I want to commend to your attention what I think is a very good article by Akhil Thadani and Gregory C. Allen at the Center for Strategic and International Studies which they describe as a “map” of the semiconductor supply chain. Here’s their conclusion:
As it stands, technological and economic limitations have evolved a semiconductor supply chain that is incredibly complex and specialized. Despite consistent efforts, no government has been able to achieve true self-sufficiency in semiconductor manufacturing to date. To successfully fortify the United States’ position along the supply chain and mitigate risk, U.S. policy should aim to grow a healthy and resilient semiconductor ecosystem in which allies and partners continue to play a key role. The Department of Commerce has already stated that this is a key prong of the CHIPS Act implementation strategy. Carried out by the CHIPS office in the Department of Commerce, coordinating investment and incentive programs, promoting knowledge exchanges and collaboration, and facilitating cross-border commerce are all high-priority objectives for CHIPS Act implementation.[44] Continued dialogue with key allies, particularly in the Indo-Pacific, is important to minimize duplicative investments, grow the comparative strengths of each country’s domestic industry, and de-risk key dependencies.
In my view it would be prudent for the U. S. to rely a lot more on Canada and Mexico and a lot less on Taiwan, Japan, and South Korea.
Buried in the CHIPS Act are all sorts of environmental and social justice requirements that will divert resources from the manufacturing plants themselves and increase operating costs:
https://www.cato.org/commentary/social-policy-side-chips
The feds give with one hand and take away with the other. These are the kinds of government actions that make Taiwan the chip-making king it is.

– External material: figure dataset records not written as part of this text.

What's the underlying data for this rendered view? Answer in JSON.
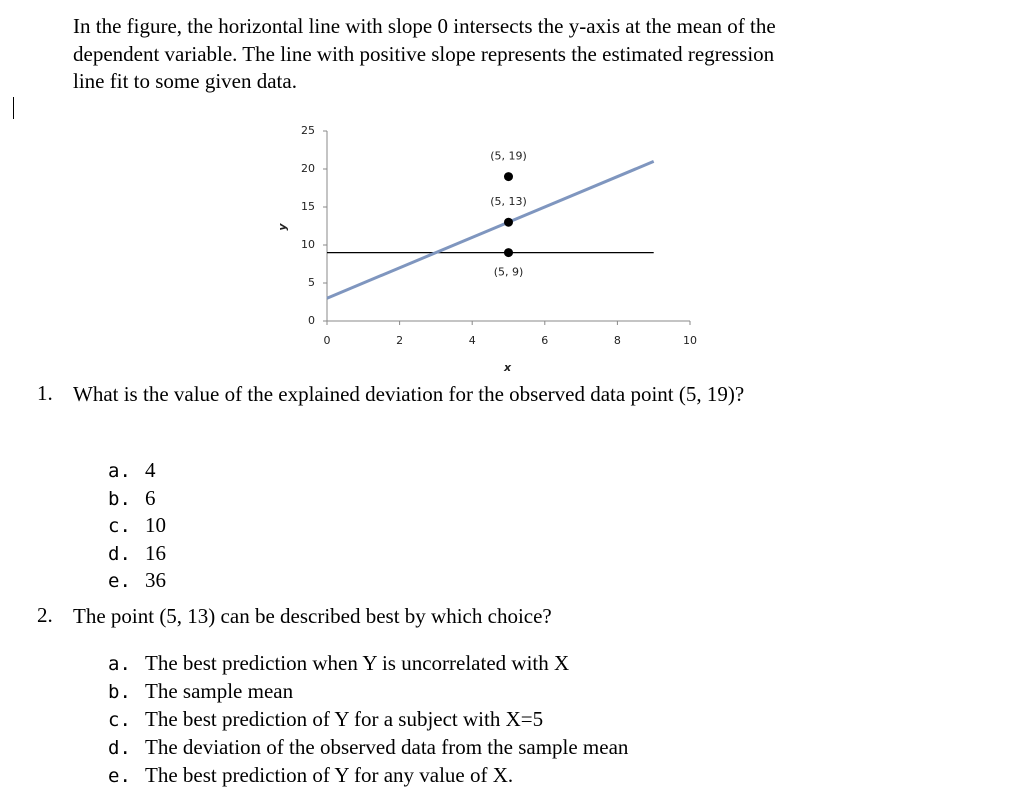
{
  "intro": "In the figure, the horizontal line with slope 0 intersects the y-axis at the mean of the dependent variable. The line with positive slope represents the estimated regression line fit to some given data.",
  "chart": {
    "type": "scatter",
    "x_label": "x",
    "y_label": "y",
    "xlim": [
      0,
      10
    ],
    "ylim": [
      0,
      25
    ],
    "xticks": [
      0,
      2,
      4,
      6,
      8,
      10
    ],
    "yticks": [
      0,
      5,
      10,
      15,
      20,
      25
    ],
    "points": {
      "x": [
        5,
        5,
        5
      ],
      "y": [
        19,
        13,
        9
      ],
      "labels": [
        "(5, 19)",
        "(5, 13)",
        "(5, 9)"
      ],
      "color": "#000000"
    },
    "lines": [
      {
        "x": [
          0,
          9
        ],
        "y": [
          9,
          9
        ],
        "color": "#000000"
      },
      {
        "x": [
          0,
          9
        ],
        "y": [
          3,
          21
        ],
        "color": "#7f96bf"
      }
    ]
  },
  "questions": [
    {
      "number": "1.",
      "text": "What is the value of the explained deviation for the observed data point (5, 19)?",
      "options": [
        {
          "letter": "a.",
          "text": "4"
        },
        {
          "letter": "b.",
          "text": "6"
        },
        {
          "letter": "c.",
          "text": "10"
        },
        {
          "letter": "d.",
          "text": "16"
        },
        {
          "letter": "e.",
          "text": "36"
        }
      ]
    },
    {
      "number": "2.",
      "text": "The point (5, 13) can be described best by which choice?",
      "options": [
        {
          "letter": "a.",
          "text": "The best prediction when Y is uncorrelated with X"
        },
        {
          "letter": "b.",
          "text": "The sample mean"
        },
        {
          "letter": "c.",
          "text": "The best prediction of Y for a subject with X=5"
        },
        {
          "letter": "d.",
          "text": "The deviation of the observed data from the sample mean"
        },
        {
          "letter": "e.",
          "text": "The best prediction of Y for any value of X."
        }
      ]
    }
  ]
}
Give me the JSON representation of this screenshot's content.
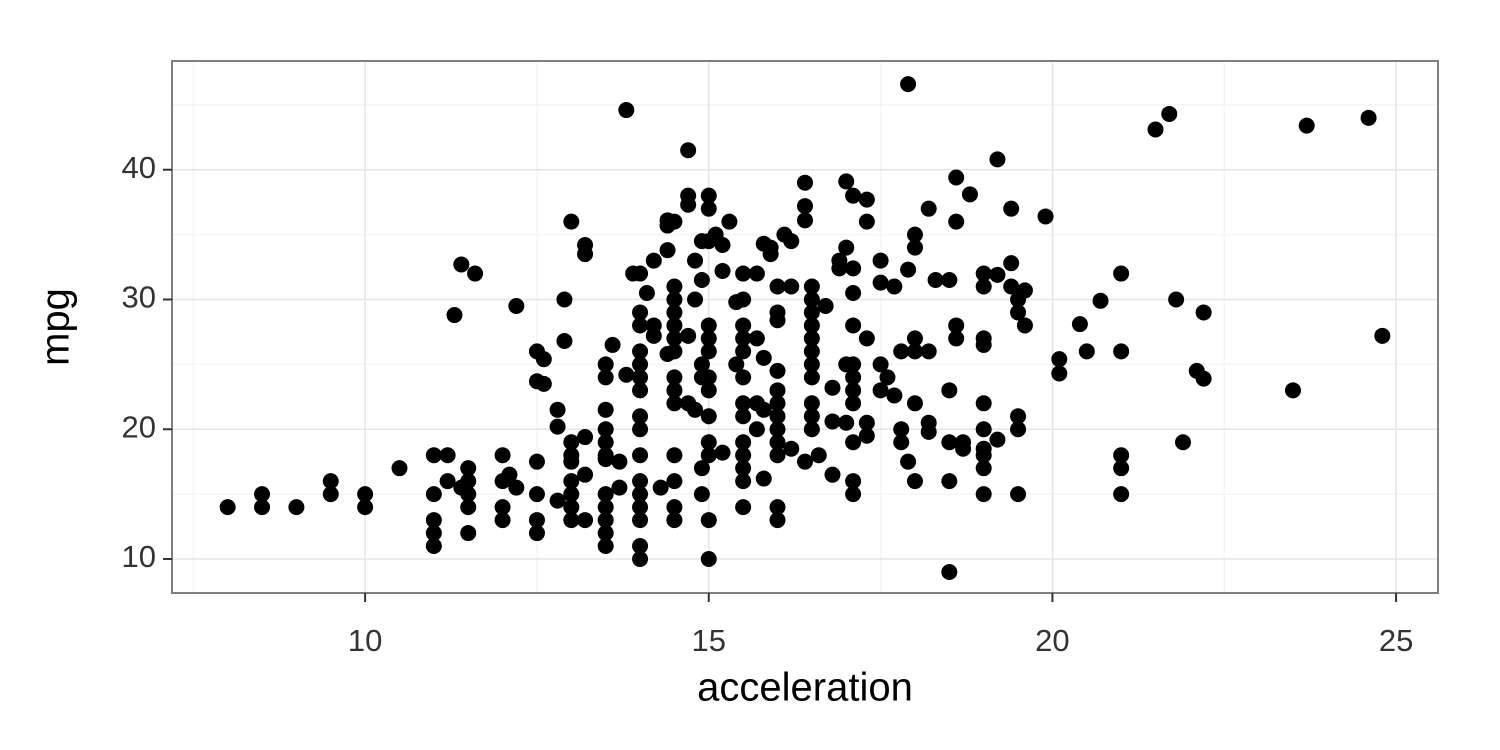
{
  "chart_data": {
    "type": "scatter",
    "x_label": "acceleration",
    "y_label": "mpg",
    "color": "#000000",
    "xlim": [
      7.19,
      25.61
    ],
    "ylim": [
      7.38,
      48.38
    ],
    "xticks": [
      10,
      15,
      20,
      25
    ],
    "yticks": [
      10,
      20,
      30,
      40
    ],
    "minor_xticks": [
      7.5,
      12.5,
      17.5,
      22.5
    ],
    "minor_yticks": [
      15,
      25,
      35,
      45
    ],
    "grid": true,
    "x": [
      8,
      8.5,
      8.5,
      9,
      9.5,
      9.5,
      10,
      10,
      10.5,
      11,
      11,
      11,
      11,
      11,
      11.2,
      11.2,
      11.5,
      11.5,
      11.5,
      11.5,
      11.5,
      11.4,
      11.3,
      11.4,
      11.6,
      12,
      12,
      12,
      12,
      12.1,
      12.2,
      12.2,
      12.5,
      12.5,
      12.6,
      12.6,
      12.5,
      12.5,
      12.5,
      12.5,
      12.8,
      12.8,
      12.8,
      12.9,
      12.9,
      13,
      13,
      13,
      13,
      13,
      13,
      13,
      13,
      13.2,
      13.2,
      13.2,
      13.2,
      13.2,
      13.5,
      13.5,
      13.5,
      13.5,
      13.5,
      13.5,
      13.5,
      13.5,
      13.5,
      13.5,
      13.5,
      13.5,
      13.6,
      13.7,
      13.7,
      13.8,
      13.8,
      13.9,
      14,
      14,
      14,
      14,
      14,
      14,
      14,
      14,
      14,
      14,
      14,
      14,
      14,
      14,
      14,
      14,
      14.1,
      14.2,
      14.2,
      14.2,
      14.3,
      14.4,
      14.4,
      14.4,
      14.4,
      14.5,
      14.5,
      14.5,
      14.5,
      14.5,
      14.5,
      14.5,
      14.5,
      14.5,
      14.5,
      14.5,
      14.5,
      14.5,
      14.5,
      14.7,
      14.7,
      14.7,
      14.7,
      14.7,
      14.8,
      14.8,
      14.8,
      14.9,
      14.9,
      14.9,
      14.9,
      14.9,
      14.9,
      15,
      15,
      15,
      15,
      15,
      15,
      15,
      15,
      15,
      15,
      15,
      15,
      15,
      15.1,
      15.2,
      15.2,
      15.2,
      15.3,
      15.4,
      15.4,
      15.5,
      15.5,
      15.5,
      15.5,
      15.5,
      15.5,
      15.5,
      15.5,
      15.5,
      15.5,
      15.5,
      15.5,
      15.5,
      15.7,
      15.7,
      15.7,
      15.7,
      15.8,
      15.8,
      15.8,
      15.8,
      15.9,
      15.9,
      16,
      16,
      16,
      16,
      16,
      16,
      16,
      16,
      16,
      16,
      16,
      16,
      16.1,
      16.2,
      16.2,
      16.2,
      16.4,
      16.4,
      16.4,
      16.4,
      16.5,
      16.5,
      16.5,
      16.5,
      16.5,
      16.5,
      16.5,
      16.5,
      16.5,
      16.5,
      16.5,
      16.6,
      16.7,
      16.8,
      16.8,
      16.8,
      16.9,
      16.9,
      17,
      17,
      17,
      17,
      17.1,
      17.1,
      17.1,
      17.1,
      17.1,
      17.1,
      17.1,
      17.1,
      17.1,
      17.1,
      17.1,
      17.3,
      17.3,
      17.3,
      17.3,
      17.3,
      17.5,
      17.5,
      17.5,
      17.5,
      17.6,
      17.7,
      17.7,
      17.8,
      17.8,
      17.8,
      17.9,
      17.9,
      17.9,
      18,
      18,
      18,
      18,
      18,
      18,
      18.2,
      18.2,
      18.2,
      18.2,
      18.3,
      18.5,
      18.5,
      18.5,
      18.5,
      18.5,
      18.6,
      18.6,
      18.6,
      18.6,
      18.7,
      18.7,
      18.8,
      19,
      19,
      19,
      19,
      19,
      19,
      19,
      19,
      19,
      19,
      19.2,
      19.2,
      19.2,
      19.4,
      19.4,
      19.4,
      19.5,
      19.5,
      19.5,
      19.5,
      19.5,
      19.6,
      19.6,
      19.9,
      20.1,
      20.1,
      20.4,
      20.5,
      20.7,
      21,
      21,
      21,
      21,
      21,
      21.5,
      21.7,
      21.8,
      21.9,
      22.1,
      22.2,
      22.2,
      23.5,
      23.7,
      24.6,
      24.8
    ],
    "values": [
      14,
      15,
      14,
      14,
      16,
      15,
      15,
      14,
      17,
      18,
      15,
      13,
      12,
      11,
      18,
      16,
      17,
      16,
      15,
      14,
      12,
      15.5,
      28.8,
      32.7,
      32,
      18,
      16,
      14,
      13,
      16.5,
      15.5,
      29.5,
      26,
      23.7,
      23.5,
      25.4,
      17.5,
      15,
      13,
      12,
      21.5,
      20.2,
      14.5,
      26.8,
      30,
      36,
      19,
      18,
      17.5,
      16,
      15,
      14,
      13,
      34.2,
      33.5,
      19.4,
      16.5,
      13,
      25,
      24,
      21.5,
      20,
      19,
      18,
      17.7,
      15,
      14,
      13,
      12,
      11,
      26.5,
      17.5,
      15.5,
      44.6,
      24.2,
      32,
      32,
      29,
      28,
      26,
      25,
      24,
      23,
      21,
      20,
      18,
      16,
      15,
      14,
      13,
      11,
      10,
      30.5,
      33,
      28,
      27.2,
      15.5,
      36.1,
      35.7,
      33.8,
      25.8,
      36,
      31,
      30,
      29,
      28,
      27,
      26,
      24,
      23,
      22,
      18,
      16,
      14,
      13,
      41.5,
      38,
      37.3,
      27.2,
      22,
      33,
      30,
      21.5,
      34.5,
      31.5,
      25,
      24,
      17,
      15,
      38,
      37,
      34.5,
      28,
      27,
      26,
      24,
      23,
      21,
      19,
      18,
      13,
      10,
      35,
      34.2,
      32.2,
      18.2,
      36,
      29.8,
      25,
      32,
      30,
      28,
      27,
      26,
      24,
      22,
      21,
      19,
      18,
      17,
      16,
      14,
      32,
      27,
      22,
      20,
      34.3,
      25.5,
      21.5,
      16.2,
      34,
      33.5,
      31,
      29,
      28.4,
      24.5,
      23,
      22,
      21,
      20,
      19,
      18,
      14,
      13,
      35,
      34.5,
      31,
      18.5,
      39,
      37.2,
      36.1,
      17.5,
      31,
      30,
      29,
      28,
      27,
      26,
      25,
      24,
      22,
      21,
      20,
      18,
      29.5,
      23.2,
      20.6,
      16.5,
      33,
      32.4,
      39.1,
      34,
      25,
      20.5,
      38,
      32.4,
      30.5,
      28,
      25,
      24,
      23,
      22,
      19,
      16,
      15,
      36,
      37.7,
      27,
      20.5,
      19.5,
      33,
      31.3,
      25,
      23,
      24,
      31,
      22.6,
      26,
      20,
      19,
      46.6,
      32.3,
      17.5,
      35,
      34,
      27,
      26,
      22,
      16,
      37,
      26,
      20.5,
      19.8,
      31.5,
      31.5,
      23,
      19,
      16,
      9,
      39.4,
      36,
      28,
      27,
      19,
      18.5,
      38.1,
      32,
      31,
      27,
      26.5,
      22,
      20,
      18.5,
      18,
      17,
      15,
      40.8,
      31.9,
      19.2,
      37,
      32.8,
      31,
      30,
      29,
      21,
      20,
      15,
      30.7,
      28,
      36.4,
      25.4,
      24.3,
      28.1,
      26,
      29.9,
      32,
      26,
      18,
      17,
      15,
      43.1,
      44.3,
      30,
      19,
      24.5,
      29,
      23.9,
      23,
      43.4,
      44,
      27.2
    ]
  }
}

Do you remember the scandal when it was discovered that the then new F-15 needed Japanese chips to fly?
I do not have a problem with including treaty allies, but Turkey is an ally and a problem. Non-treaty neighbors are better than client states, but they are still problematic.
The US does have standard issue armaments from NATO countries. I am not sure about the production arrangements, but if that country is overrun by the ten-foot tall Russians, I hope that the US has the option to produce them.
Currently, Mexico is in a narco-war between the various cartels and the government. The Central and South American allies are better, but like Turkey, they are problematic.
U.S. Collective Defense Arrangements – If they ain’t on the list, they ain’t an ally, period.
AFAICT neither Canada nor Mexico currently plays much of a role in the chip pipeline or production. You would have to build an industry largely from scratch it looks like. Those companies would be competing against other international companies who have been in business for a while. Tough row to hoe. We would need to be willing to pay more and go through growing pains.
Steve
We’ve been stupid for the last 40 years if that’s what you mean.
Canada has substantial supplies of cobalt and some of the largest rare earth deposits in the world. The chip assembly and testing plant in Bromont, Quebec is the largest in North America.
Mexico has substantial deposits of lithium and rare earths.
Semiconductor production uses minimal amounts of lithium or rare earths (compared to say battery production or EV’s).
What semiconductor production requires is prestigious amounts of capital (a state of the art fab costs > $17 billion USD); a business environment that allows projects to run on time (when there are new generations of manufacturing every 24 months, a 6 month delay to a project can be the different billions of operating projects vs losses); and certain type of human capital (engineers to operate and do R&D).
Keep in mind that we’re talking about nearshoring the entire semiconductor supply chain.
Taiwan started its semiconductor industry from scratch a little less than 50 years ago; South Korea just about 60 years ago.